Предаваясь этим размышлениям об особенностях человеческого восприятия, мы дошли до центра Мюлуза. Мы нашли небольшой ресторанчик, заказали какого-то мяса и по бокалу Бордо. Всё это было совершенно великолепно, и мне очень горько говорить о том, что этот опыт в контексте Франции был скорее уникальным, чем обыденным. Если, приехав в Италию, мы могли брать с полки дешёвого супермаркета любое вино, не глядя на его этикетку, и оно оказывалось для нас нектаром богов, если в Италии мы заходили в занюханную столовку за пиццей за 4 евро, и она оказывалась кулинарным шедевром, то Франция такими подарками не баловала. Это Бордо было, пожалуй, лучшим вином, которое мы пили за всё время нашего пребывания во Франции, и в тот момент нам ещё не хотелось назвать её странной.
Утром мы покинули Мюлуз. Нам предстояло проделать долгий путь до города Безье на юге страны, где мы собирались провести десять дней, и этот путь позволит мне поделиться своими первыми впечатлениями от французских дорог и, что важнее, от французских водителей.
Дороги во Франции — самые дорогие из всех встреченных нами в Европе. До этого кубок нашего первенства удерживала Италия, но Франция побила все рекорды. Впрочем, качество здешних дорог могло бы оправдать их цену, если бы не одно большое «но», и это «но» — французские водители.
Мы привыкли к разным стилям вождения в Европе, тем более, что московская подготовка позволяет рассматривать перемещение по любым европейским дорогам как возвращение с 3-го курса университета в детский сад. Поляки и венгры водят, как они думают, агрессивно, словенцы — не спеша, с расстановкой, словаки — как будто забыли, куда они едут, итальянцы — будто у них прямо сейчас подгорает пицца, а немцы — корректно, но настойчиво просят вас освободить взлётно-посадочную полосу для их Mercedes SLK. Голландцы едут, как на велосипеде, хорваты до сих пор радуются, что наконец-то построили хорошие дороги, по которым можно гонять, белорусы едут строго вдоль генеральной линии партии, и только французы едут как... Я даже не знаю, как объяснить... Как лягушки.
Возможно, я и скиф по происхождению, но для меня мужчина, который не хочет нажать на газ, когда он видит перед собой пустую дорогу, и когда это позволяют правила, имеет какие-то проблемы с гормональным балансом и должен срочно обратиться к доктору по поводу своего либидо. Французы являются строгой противоположностью этому принципу. Они едут со скоростью на 10-20 км/ч ниже разрешённой, и если перед ними возникла машина, которая едет ещё медленнее — они просто снижают скорость и едут за ней. Даже если есть ещё два свободных ряда для опережения. Поэтому человеку, у которого с гормонами всё в порядке, ездить во Франции тяжело.

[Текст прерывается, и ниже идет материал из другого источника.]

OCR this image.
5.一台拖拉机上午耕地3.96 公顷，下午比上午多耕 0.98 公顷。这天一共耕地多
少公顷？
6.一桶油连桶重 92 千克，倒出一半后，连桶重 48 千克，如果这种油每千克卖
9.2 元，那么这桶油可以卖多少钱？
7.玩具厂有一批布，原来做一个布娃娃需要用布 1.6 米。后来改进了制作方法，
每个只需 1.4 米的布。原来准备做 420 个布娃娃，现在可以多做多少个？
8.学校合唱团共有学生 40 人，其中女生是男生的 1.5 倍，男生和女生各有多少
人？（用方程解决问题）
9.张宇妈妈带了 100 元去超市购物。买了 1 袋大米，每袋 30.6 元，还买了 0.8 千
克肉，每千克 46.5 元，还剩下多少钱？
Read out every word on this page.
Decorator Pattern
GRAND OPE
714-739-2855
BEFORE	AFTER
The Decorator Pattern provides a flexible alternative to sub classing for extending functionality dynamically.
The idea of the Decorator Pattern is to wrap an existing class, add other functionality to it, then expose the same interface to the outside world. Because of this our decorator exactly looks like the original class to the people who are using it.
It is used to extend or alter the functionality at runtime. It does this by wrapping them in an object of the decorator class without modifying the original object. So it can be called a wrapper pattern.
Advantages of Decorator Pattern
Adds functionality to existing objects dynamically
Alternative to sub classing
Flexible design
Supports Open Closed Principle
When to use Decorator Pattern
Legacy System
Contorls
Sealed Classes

Единственные действительно агрессивные водители на французских дорогах — это женщины, и это косвенно подтверждает теорию о гормональных проблемах французских мужчин. Француженка запросто может вписаться в ряд в метре от вашего бампера и уйти в закат независимо от действующих ограничений скорости. Такое ощущение, что у них спид-камеры женщин не снимают.
Мы проезжаем крупный город Лион, это редкий случай, когда автобан проходит прямо через город, где он сужается и приобретает противоестественную форму. Накладываясь на феномен французской нерасторопности, это превращается в типичную утреннюю московскую тянучку. К счастью, Лион заканчивается довольно быстро, и мы, не встретив более на своём пути никаких особенных препятствий, приезжаем в Безье.